The most recent answer to such problems, which may well become standard practice, is to sedate these patients into complete unconsciousness and to withhold nutrition and hydration until they die. This relieves the patient of any conscious experience of his or her condition. It also shows just how far we will go to preserve the myth that only "passive" euthanasia is morally acceptable. Again, we should face the facts: complete sedation and the withdrawal of food and water is active euthanasia, and it is probably not the best method. Some patients in extreme conditions might choose this method, but the clear choice of others, if they could have their way, would be to end it all sooner than such a method allows and spare themselves and their families the agony.

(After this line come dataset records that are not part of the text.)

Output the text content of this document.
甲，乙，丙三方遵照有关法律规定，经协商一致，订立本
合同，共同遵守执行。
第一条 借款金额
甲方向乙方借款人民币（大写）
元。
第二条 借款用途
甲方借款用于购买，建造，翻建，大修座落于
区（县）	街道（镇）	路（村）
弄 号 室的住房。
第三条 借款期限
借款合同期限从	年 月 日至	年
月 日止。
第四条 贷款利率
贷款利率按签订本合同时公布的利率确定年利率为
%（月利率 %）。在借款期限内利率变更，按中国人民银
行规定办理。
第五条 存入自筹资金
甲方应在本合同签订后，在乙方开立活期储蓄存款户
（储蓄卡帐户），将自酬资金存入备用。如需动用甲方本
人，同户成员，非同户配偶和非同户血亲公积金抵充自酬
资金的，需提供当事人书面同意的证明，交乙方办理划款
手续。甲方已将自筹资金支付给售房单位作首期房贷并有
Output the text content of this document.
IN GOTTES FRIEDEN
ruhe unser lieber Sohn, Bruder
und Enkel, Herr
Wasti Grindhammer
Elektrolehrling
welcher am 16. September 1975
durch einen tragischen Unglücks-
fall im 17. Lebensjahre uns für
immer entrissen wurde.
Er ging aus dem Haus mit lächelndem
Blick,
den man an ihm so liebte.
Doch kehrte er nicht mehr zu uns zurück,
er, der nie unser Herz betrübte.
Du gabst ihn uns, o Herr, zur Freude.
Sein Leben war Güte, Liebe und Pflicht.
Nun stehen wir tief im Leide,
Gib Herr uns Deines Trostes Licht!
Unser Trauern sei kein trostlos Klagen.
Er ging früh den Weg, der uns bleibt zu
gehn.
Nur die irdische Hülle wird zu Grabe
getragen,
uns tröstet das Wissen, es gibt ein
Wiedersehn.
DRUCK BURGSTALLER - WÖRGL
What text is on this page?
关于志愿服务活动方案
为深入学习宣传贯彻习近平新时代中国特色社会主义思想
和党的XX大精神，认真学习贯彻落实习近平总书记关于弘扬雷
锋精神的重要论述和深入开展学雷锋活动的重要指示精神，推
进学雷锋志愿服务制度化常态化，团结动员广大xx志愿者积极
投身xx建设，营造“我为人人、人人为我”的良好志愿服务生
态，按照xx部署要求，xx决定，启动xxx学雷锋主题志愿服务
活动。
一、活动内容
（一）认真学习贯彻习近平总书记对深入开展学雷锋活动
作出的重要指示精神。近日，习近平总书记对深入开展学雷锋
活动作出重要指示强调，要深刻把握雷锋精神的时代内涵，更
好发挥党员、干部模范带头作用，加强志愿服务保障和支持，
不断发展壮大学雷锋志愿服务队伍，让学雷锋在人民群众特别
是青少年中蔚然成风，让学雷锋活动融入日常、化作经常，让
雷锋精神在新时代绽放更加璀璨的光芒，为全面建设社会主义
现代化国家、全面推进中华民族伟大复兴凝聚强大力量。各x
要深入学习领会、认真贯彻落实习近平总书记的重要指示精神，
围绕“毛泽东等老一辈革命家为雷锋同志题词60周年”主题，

Our society, of course, legally forces us into this sham since the patient only has the legal right to refuse treatment. Unfortunately, some of the patients in these extreme conditions are not lucky enough to have a life-saving treatment that can be stopped. If death is their only relief, they need help. The proper response, ethically, is to change the standards of practice and the law, if necessary, to permit the physician to assist either directly or indirectly. Proposals to decriminalize physician assistance, such as the current Oregon initiative, generally take into account the ethical imperatives of relieving suffering and respecting patient choice. The law should ensure, through a second medical opinion if necessary, that assistance will only be available if and when a competent physician judges that there is no other way left to relieve the patient of his or her misery.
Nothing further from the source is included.